Hungarian Amb. Summoned Over Holocaust Denial
Andor Nagy, the Hungarian Ambassador to Israel, was summoned for a discussion by the Foreign Ministry in Jerusalem on Thursday, where he was questioned by Deputy Director-General for Europe Rafi Schutz over the rising anti-Semitism and Holocaust denial in his country.
Nagy just took his post in Israel ten days ago. After President Shimon Peres raised the issue of growing Hungarian anti-Semitism, Nagy replied by denouncing the trend, saying that his government was opposed to it, and had taken steps to counter it.
Nevertheless, the Foreign Ministry called the meeting with Nagy over several recent troubling trends seen in Hungary.
Foremost among the trends are the governmental attempts to reform the image of Miklos Horthy, an anti-Semitic Hungarian leader who was a close ally of Nazi leader Adolf Hitler.
A statue was erected to honor Horthy last November, despite the fact that he was actively complicit in the mass deportations of Jews to Nazi death camps in 1944, which resulted in the deaths of around 450,000 Hungarian Jews.
The honoring of Horthy caused Holocaust scholar Randolph L. Braham of the City University of New York to return a Hungarian state award, while criticizing the "campaign of history falsification which aims to whitewash the (Miklos) Horthy era."
Hungary's whitewashing of history has included plans to build a massive monument commemorating the 1944 invasion of Hungary by the Nazis, which is seen as an attempt to portray Hungary as victims rather than active partners of the Nazis. The statue depicts a German imperial eagle attacking a seven meter-tall (22 feet) Archangel Gabriel representing Hungary.
In response to the rewriting of history, Hungary's largest Jewish organization, Mazsihisz, announced this Sunday it is pulling out of Hungary's yearly Holocaust memorial program.
Another troubling trend noted by the Foreign Ministry was the permission given to Hungarian Dawn (NFP), a neo-Nazi party, to run in the upcoming April 6 elections. The permission was given by Hungary's Elections Committee and the court in capital city Budapest, despite the party's outspoken racism.

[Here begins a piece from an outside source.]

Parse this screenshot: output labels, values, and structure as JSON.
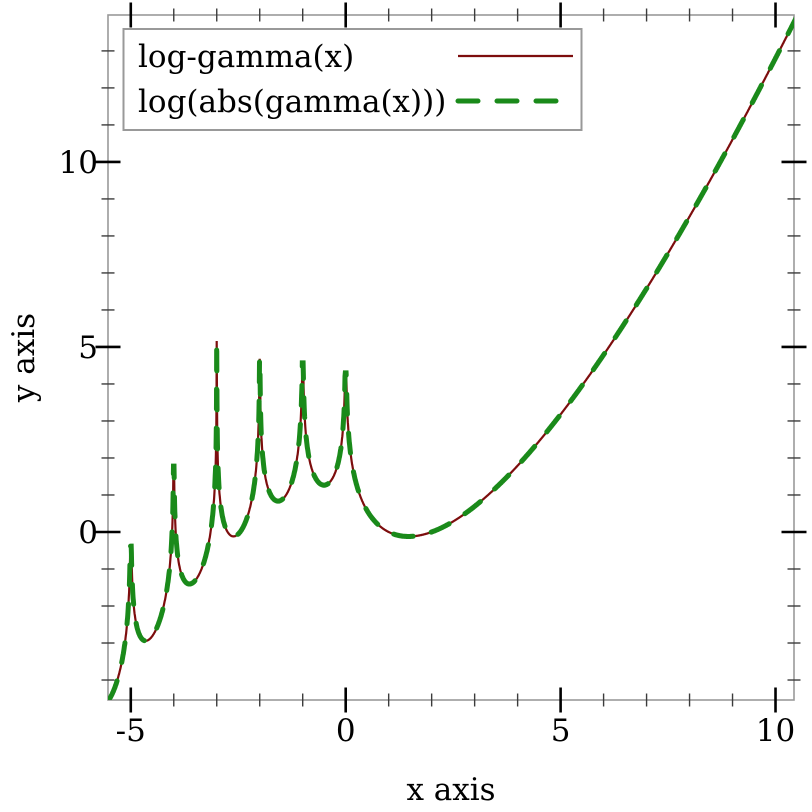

The recent trends of historical whitewashing raise concerns in Israel, particularly since Hungary decided to hold a series of events memorializing the Holocaust. While the Jewish state initially supported the decision, it now fears the trends throw such efforts into doubt as further attempts to rewrite history.
Furthermore, Hungary was chosen to chair the International Holocaust Remembrance Alliance (IHRA) slated to start in March 2015, which similarly raises doubts about Hungary's ability to properly preserve the memory of the Holocaust.